On "Don't Say Gay"
(Posted 2/2;Click the conversation for update)
Both photos are of Rep. Stacey Campfield, who as the Flyer notes put forth a bill to ban teachers from discussing homosexuality. However, some commenters have charged the Flyer with altering the original photo (the "Tax 'n' Spend" one).
Blogger Terry Frank calls Bianca Phillips "dishonest" and "unethical." But is Phillips really the one to blame? I mean, the Flyer has a relatively small staff and sometimes reporters take their own pictures. Do they personally photoshop them too?
In any event, the alteration is over-the-top editorializing. Campfield is embarassing enough on his own.
I've asked Editor Bruce VanWyngarden for some insight. We'll post his reply when we receive it.
UPDATED: Bruce VanWyngarden replied:So, the photo was altered -- but not by The Flyer. Journalism lives to see another day.The photo was originally photo-shopped by this blogger: http://patriotboy.blogspot.com/2005_09_25_patriotboy_archive.html
(scroll down). We’ve posted photo-shopped pics on several occasions, all with (we hope) obvious humorous intent, including one of Trent Lott in a dashiki. Perhaps in this case we should have explained that it was photo-shopped. Apparently it wasn’t obvious enough for some readers.Bianca Phillips wrote the straight news item, which appeared in the paper this week without the photo in question. The photo was just a way to have fun with the story online. Bianca had nothing to do with it.
bv
Oh, earlier today on his blog, Campfield called the Flyer article "Yellow Journalism."

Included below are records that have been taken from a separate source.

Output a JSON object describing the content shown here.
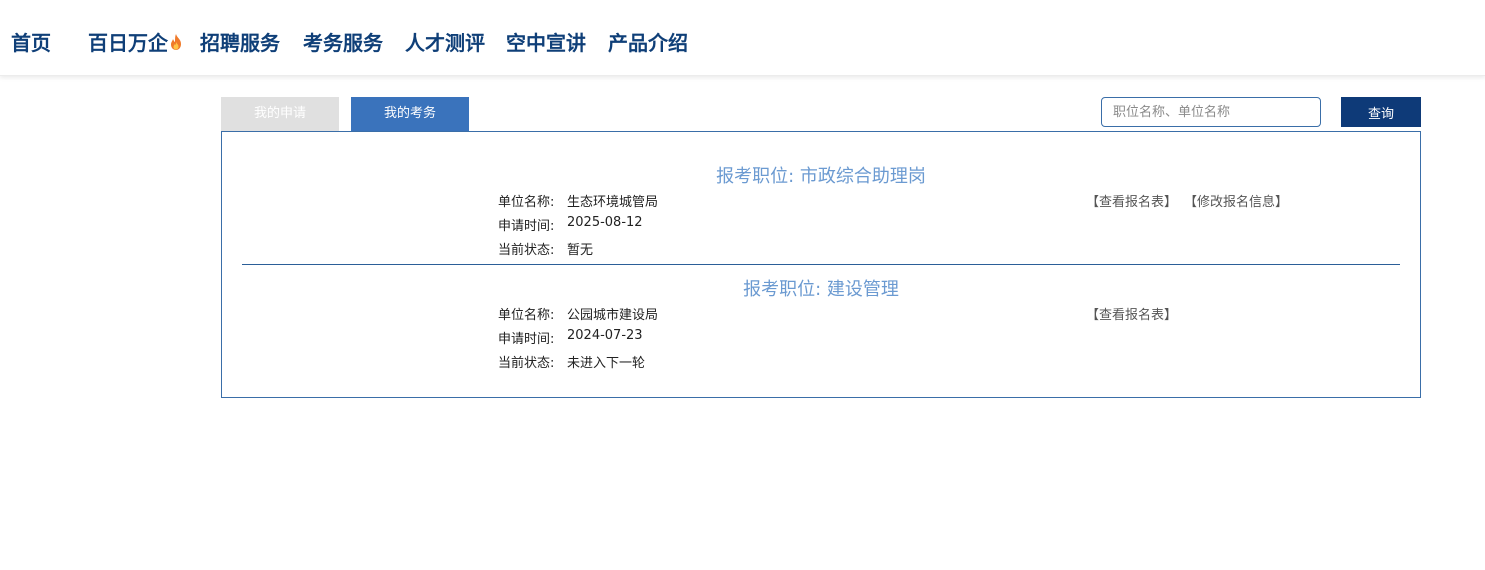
{
  "nav": {
    "items": [
      {
        "label": "首页"
      },
      {
        "label": "百日万企"
      },
      {
        "label": "招聘服务"
      },
      {
        "label": "考务服务"
      },
      {
        "label": "人才测评"
      },
      {
        "label": "空中宣讲"
      },
      {
        "label": "产品介绍"
      }
    ],
    "hot_icon": "fire-icon"
  },
  "tabs": [
    {
      "label": "我的申请",
      "active": false
    },
    {
      "label": "我的考务",
      "active": true
    }
  ],
  "search": {
    "placeholder": "职位名称、单位名称",
    "button_label": "查询"
  },
  "labels": {
    "unit": "单位名称:",
    "apply_time": "申请时间:",
    "status": "当前状态:"
  },
  "records": [
    {
      "title": "报考职位: 市政综合助理岗",
      "unit": "生态环境城管局",
      "apply_time": "2025-08-12",
      "status": "暂无",
      "actions": [
        "【查看报名表】",
        "【修改报名信息】"
      ]
    },
    {
      "title": "报考职位: 建设管理",
      "unit": "公园城市建设局",
      "apply_time": "2024-07-23",
      "status": "未进入下一轮",
      "actions": [
        "【查看报名表】"
      ]
    }
  ],
  "colors": {
    "nav_text": "#0f3f78",
    "tab_active": "#3a73bc",
    "tab_inactive": "#e0e0e0",
    "search_button": "#0e3a78",
    "record_title": "#6b9ad1",
    "panel_border": "#3a6ea8"
  }
}
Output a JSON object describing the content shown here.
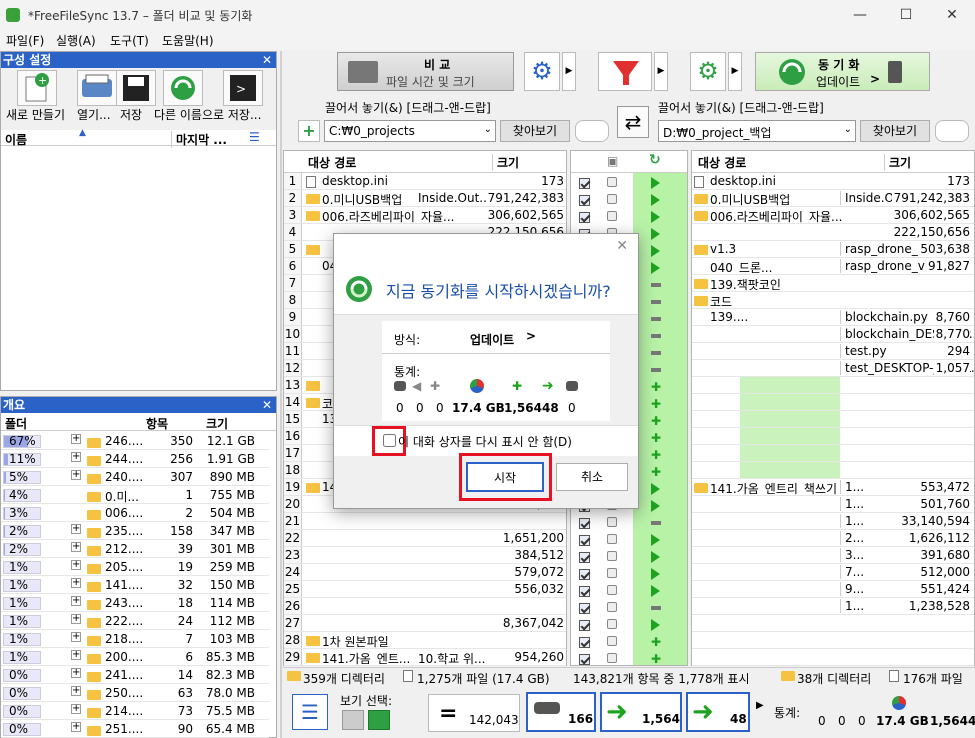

UPDATED: More fallout. The Memphis Liar still lives.
UPDATED: People wanted a better explanation from the Flyer about the photo. Flyer Editor Bruce VanWyngarden gives them one -- and even posted the unaltered image of Campfield with an attribution:
R-Paleolithic. Classic.In this week's Flyer, Bianca Phillips wrote about a piece of legislation proposed by state representative Stacey Campfield (R-Paleolithic) that would prevent public elementary and middle schools from allowing "any instruction or materials discussing sexual orientation other than heterosexuality." (Yeah, we know, some real forward thinking going on there.)
When the Flyer posted the article online, we added what we thought was an obviously photo-shopped picture of Campfield holding a bumper sticker that read, "Confederate Values." (It should be noted that we did not photo-shop the picture; it was taken from a humorous political blog.)
We post funny pictures to accompany articles now and then, you see. We've run pictures of Trent Lott in a Dashiki, Pau Gasol in drag, and Harold Ford with a big cowboy moustache, for example, when we thought those pictures complemented the tone of an article.
Well, darned if we didn't tick ol' Stacey off. He called the Flyer office today and demanded in a very deep and serious voice that we remove the picture. Campfield contended that since the article was "serious," we shouldn't run a satirical picture with it.
Well, that's a matter of taste, not of law, but maybe he has a point. So here's what we're going to do: We'll add a note below the offending picture acknowledging that it was photo-shopped. And we'll also post the real picture (at right), which we think accurately reflects the seriousness of Mr. Campfield's status as a legislator.
You can see where we might get confused as to where "satire" ends and "serious" begins with this guy.










1 comments:
Even though the photoshopped image is confusing readers and provoking angry responses, the Flyer has still not posted a note with the story, explaining or clarifying what happened?
It's content to let misinformation stay out there?